SpaceX a déposé une demande auprès de la Commission fédérale des communications des États-Unis pour obtenir l'autorisation de lancer une constellation d'un million de satellites destinés aux centres de données.
Le projet prévoit la création d'un réseau de centres de données en orbite terrestre basse, reliés par des liaisons laser. Le document emploie des formulations imagées telles que « le premier pas vers une civilisation de second niveau sur l'échelle de Kardashov ».
Même si seule une petite fraction du million de satellites demandés est lancée, le nombre d'objets artificiels dans l'espace augmentera considérablement. Selon les estimations de l'Agence spatiale européenne, environ 15 000 engins orbitent déjà autour de la Terre, dont plus de 9 600 appartiennent à SpaceX.
Les experts s'inquiètent de la quantité croissante de débris spatiaux et du risque de collisions en orbite. Parallèlement, la société de Musk affirme que les centres de données orbitaux constitueront une alternative économique et écologique aux centres terrestres.
Au lieu de pomper l'eau des zones peuplées, ce qui provoque de la pollution et augmente les factures d'électricité, les objets situés dans l'espace pourront compter sur l'énergie solaire en temps réel et être refroidis dans le vide.
Données pour l'IA
Les ambitions de Musk en matière d'IA se développent. Le 15 janvier, SpaceX a modifié sa politique de confidentialité Starlink afin d'autoriser la collecte de données clients pour l'entraînement des réseaux neuronaux.
La nouvelle version du document précise que les informations peuvent également être partagées avec les prestataires de services et les « partenaires tiers » sans qu'il soit nécessaire de fournir d'informations supplémentaires.
Starlink collecte une grande quantité de données sur ses utilisateurs, notamment leurs numéros de carte de crédit et leurs adresses IP.
Des médias ont rapporté que les trois entreprises d'Elon Musk — SpaceX, xAI et Tesla — sont en pourparlers de fusion. L'opération pourrait intervenir avant l'introduction en bourse de SpaceX, regroupant ainsi Grok, X, Starlink et les fusées au sein d'une seule entité.

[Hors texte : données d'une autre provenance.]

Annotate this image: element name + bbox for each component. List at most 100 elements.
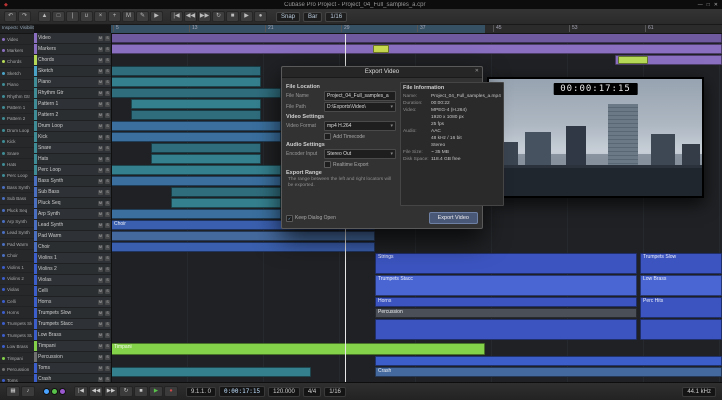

Cette fusion potentielle accélérerait l'intégration des services d'IA dans les produits SpaceX, et xAI recevrait d'importants ensembles de données pour entraîner ses modèles.
Rappelons qu'en janvier, Musk avait annoncé que Tesla reprendrait le développement de Dojo3, un projet précédemment abandonné visant à créer une puce de troisième génération pour véhicules électriques. Il est désormais prévu de l'utiliser pour l'informatique spatiale.